Si resulta que hay asociaciones de víctimas próximas a un determinado partido y otras a otro, si se pone de relieve que tales entidades se transforman en correas de transmisión de las maniobras del poder y de la oposición, si surgen las sospechas, los celos y los favoritismos, habremos ensuciado la memoria de los que cayeron abatidos por la barbarie y el fanatismo.
Aunque la Constitución asigna a los partidos un gran protagonismo en la vida pública, eso no significa que estas organizaciones deban monopolizar cualquier debate sobre cuestiones que afecten directamente a las instituciones, a la convivencia o al bienestar común. La política abarca un espacio mucho más amplio que el cubierto por los partidos y la sociedad debe disponer de otros instrumentos de afloramiento y estructuración de las inquietudes, las reivindicaciones y los deseos de los individuos y grupos que integran la colectividad.

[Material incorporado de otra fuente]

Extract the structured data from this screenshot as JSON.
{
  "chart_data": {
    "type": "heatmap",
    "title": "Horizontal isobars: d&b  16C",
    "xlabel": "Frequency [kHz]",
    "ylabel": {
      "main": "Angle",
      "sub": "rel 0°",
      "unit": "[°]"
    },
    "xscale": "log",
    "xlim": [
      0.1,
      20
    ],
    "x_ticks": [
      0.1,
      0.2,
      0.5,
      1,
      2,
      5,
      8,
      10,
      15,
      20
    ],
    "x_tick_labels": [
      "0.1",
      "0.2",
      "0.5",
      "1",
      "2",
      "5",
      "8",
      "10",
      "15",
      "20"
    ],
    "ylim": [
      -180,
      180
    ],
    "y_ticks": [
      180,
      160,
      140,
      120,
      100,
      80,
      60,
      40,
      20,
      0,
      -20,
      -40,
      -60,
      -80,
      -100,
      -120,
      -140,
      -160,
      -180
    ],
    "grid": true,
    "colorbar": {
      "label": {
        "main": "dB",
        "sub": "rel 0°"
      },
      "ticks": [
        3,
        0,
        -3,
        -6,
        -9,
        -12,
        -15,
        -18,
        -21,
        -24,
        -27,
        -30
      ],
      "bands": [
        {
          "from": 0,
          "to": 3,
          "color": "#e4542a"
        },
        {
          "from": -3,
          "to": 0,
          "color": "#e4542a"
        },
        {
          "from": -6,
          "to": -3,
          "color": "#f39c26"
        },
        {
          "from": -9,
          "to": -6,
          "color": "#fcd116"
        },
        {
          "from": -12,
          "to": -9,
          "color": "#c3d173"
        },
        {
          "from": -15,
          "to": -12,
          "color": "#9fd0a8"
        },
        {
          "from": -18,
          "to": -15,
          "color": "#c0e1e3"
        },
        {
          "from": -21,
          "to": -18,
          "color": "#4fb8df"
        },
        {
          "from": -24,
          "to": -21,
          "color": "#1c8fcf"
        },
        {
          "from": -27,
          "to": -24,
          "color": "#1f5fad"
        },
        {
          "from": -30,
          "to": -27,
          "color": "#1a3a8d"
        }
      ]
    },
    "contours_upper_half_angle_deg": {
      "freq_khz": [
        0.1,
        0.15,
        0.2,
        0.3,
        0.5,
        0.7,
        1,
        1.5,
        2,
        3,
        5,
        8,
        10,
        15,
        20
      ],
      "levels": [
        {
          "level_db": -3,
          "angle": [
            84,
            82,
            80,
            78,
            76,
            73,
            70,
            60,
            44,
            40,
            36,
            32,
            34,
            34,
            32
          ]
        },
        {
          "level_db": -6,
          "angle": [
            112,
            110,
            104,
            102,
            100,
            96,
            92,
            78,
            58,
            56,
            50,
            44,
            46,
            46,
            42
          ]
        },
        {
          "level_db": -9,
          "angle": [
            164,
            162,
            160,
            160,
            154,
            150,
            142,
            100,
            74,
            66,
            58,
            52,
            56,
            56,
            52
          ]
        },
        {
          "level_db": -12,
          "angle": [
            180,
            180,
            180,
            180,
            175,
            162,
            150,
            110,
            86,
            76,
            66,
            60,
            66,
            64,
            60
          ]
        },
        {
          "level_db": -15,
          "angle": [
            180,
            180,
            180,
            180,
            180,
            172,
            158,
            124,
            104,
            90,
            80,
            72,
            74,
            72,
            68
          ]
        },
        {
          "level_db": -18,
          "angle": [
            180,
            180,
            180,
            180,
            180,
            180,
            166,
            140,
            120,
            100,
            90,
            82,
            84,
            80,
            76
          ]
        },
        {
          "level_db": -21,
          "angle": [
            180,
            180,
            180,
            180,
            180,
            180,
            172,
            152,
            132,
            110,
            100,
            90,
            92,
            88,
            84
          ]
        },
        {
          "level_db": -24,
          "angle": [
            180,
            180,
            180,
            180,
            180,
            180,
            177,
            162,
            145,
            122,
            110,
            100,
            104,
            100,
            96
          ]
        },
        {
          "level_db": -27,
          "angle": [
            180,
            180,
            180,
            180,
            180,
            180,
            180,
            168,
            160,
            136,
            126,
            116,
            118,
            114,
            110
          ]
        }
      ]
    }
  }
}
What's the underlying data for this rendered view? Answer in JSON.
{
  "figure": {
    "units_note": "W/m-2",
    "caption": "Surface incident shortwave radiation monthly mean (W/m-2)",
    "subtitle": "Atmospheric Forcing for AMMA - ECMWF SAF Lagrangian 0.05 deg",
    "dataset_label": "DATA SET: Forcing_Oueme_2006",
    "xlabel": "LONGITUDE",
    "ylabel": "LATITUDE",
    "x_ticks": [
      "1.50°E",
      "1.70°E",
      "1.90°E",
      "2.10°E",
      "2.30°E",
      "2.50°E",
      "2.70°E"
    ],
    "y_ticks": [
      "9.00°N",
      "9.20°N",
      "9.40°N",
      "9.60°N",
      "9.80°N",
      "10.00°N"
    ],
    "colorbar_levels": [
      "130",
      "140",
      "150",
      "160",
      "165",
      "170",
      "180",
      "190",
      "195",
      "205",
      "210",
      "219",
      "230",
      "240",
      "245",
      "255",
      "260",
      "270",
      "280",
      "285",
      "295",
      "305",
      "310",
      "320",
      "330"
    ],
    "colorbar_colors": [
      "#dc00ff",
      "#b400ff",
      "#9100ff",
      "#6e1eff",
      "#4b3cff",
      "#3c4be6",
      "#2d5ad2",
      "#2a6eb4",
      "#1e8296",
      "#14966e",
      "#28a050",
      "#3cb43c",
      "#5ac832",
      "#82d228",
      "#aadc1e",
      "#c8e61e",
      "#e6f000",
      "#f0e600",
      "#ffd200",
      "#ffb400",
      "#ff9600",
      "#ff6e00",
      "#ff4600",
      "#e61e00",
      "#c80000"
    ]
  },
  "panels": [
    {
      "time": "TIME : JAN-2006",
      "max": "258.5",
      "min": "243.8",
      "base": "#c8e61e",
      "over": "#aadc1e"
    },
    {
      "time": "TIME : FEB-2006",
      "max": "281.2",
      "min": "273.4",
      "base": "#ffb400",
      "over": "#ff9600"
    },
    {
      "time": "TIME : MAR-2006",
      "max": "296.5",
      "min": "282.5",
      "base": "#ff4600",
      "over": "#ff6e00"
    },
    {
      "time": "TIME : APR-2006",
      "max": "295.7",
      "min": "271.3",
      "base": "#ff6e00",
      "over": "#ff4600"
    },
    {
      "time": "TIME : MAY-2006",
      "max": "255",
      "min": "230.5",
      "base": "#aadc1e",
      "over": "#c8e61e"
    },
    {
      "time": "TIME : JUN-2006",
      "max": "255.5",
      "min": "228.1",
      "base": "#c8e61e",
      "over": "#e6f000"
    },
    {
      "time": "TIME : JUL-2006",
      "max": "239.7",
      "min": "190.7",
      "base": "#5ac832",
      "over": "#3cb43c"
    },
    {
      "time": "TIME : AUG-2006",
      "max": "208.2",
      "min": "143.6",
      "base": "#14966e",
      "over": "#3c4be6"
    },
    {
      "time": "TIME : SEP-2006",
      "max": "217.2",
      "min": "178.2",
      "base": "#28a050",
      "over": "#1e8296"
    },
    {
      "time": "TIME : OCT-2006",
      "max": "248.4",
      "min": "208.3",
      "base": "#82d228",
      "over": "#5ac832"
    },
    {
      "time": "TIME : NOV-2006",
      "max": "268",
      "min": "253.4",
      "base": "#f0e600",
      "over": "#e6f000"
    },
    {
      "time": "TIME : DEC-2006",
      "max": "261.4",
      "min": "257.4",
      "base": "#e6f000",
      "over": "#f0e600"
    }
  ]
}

Sin embargo, estamos asistiendo en España a una progresiva invasión de todos los ámbitos del acontecer público por parte de las siglas partidistas, con el consiguiente deterioro de las relaciones interpersonales y la pérdida de eficacia de muchas iniciativas que por su misma naturaleza han de tener un carácter ideológicamente transversal.
Los ejemplos de este inquietante fenómeno se multiplican sin que ninguna voz sensata se alce con fuerza suficiente para detenerlo. Si bien los síntomas vienen apareciendo desde hace tiempo, la eclosión de la patología en cuestión se ha producido en relación a las asociaciones de víctimas del terrorismo. En la reciente manifestación convocada por la AVT, las agresiones y los insultos recibidos por dirigentes del Partido Socialista han reproducido especularmente el mismo bochorno que los españoles decentes sintieron durante los tres días comprendidos entre el 11-M y las últimas elecciones generales. Si resulta que hay asociaciones de víctimas próximas a un determinado partido y otras a otro, si se pone de relieve que tan altruistas y humanitarias entidades se transforman en correas de transmisión de las estrategias y las maniobras del poder y de la oposición, si surgen incontenibles las sospechas, los celos y los favoritismos, si la parcialidad envenena lo que no ha de dejar en ningún momento de defender un interés general, habremos empobrecido intolerablemente la dimensión ética de nuestro país y ensuciado la memoria de los que cayeron abatidos por la barbarie y el fanatismo asesino.
En el rico y activo tejido civil que en el País Vasco ha impulsado numerosas plataformas de lucha por los derechos humanos y las libertades frente al nacionalismo étnico y su brazo criminal, también demasiado frecuentemente se asocia a esta o aquella fundación o a este o aquel foro a un partido concreto, con lo que se esterilizan los nobles esfuerzos de miles de ciudadanos de buena fe, dispuestos a anteponer una causa que consideran trascendente a sus legítimas preferencias en el campo de la confrontación electoral.
Hemos de aprender a distinguir la politización del partidismo. La primera resulta inevitable, e incluso saludable; el segundo, llevado indiscriminadamente a todos los órdenes de la civilidad, destruye las bases de la cohesión nacional y siembra la división fratricida.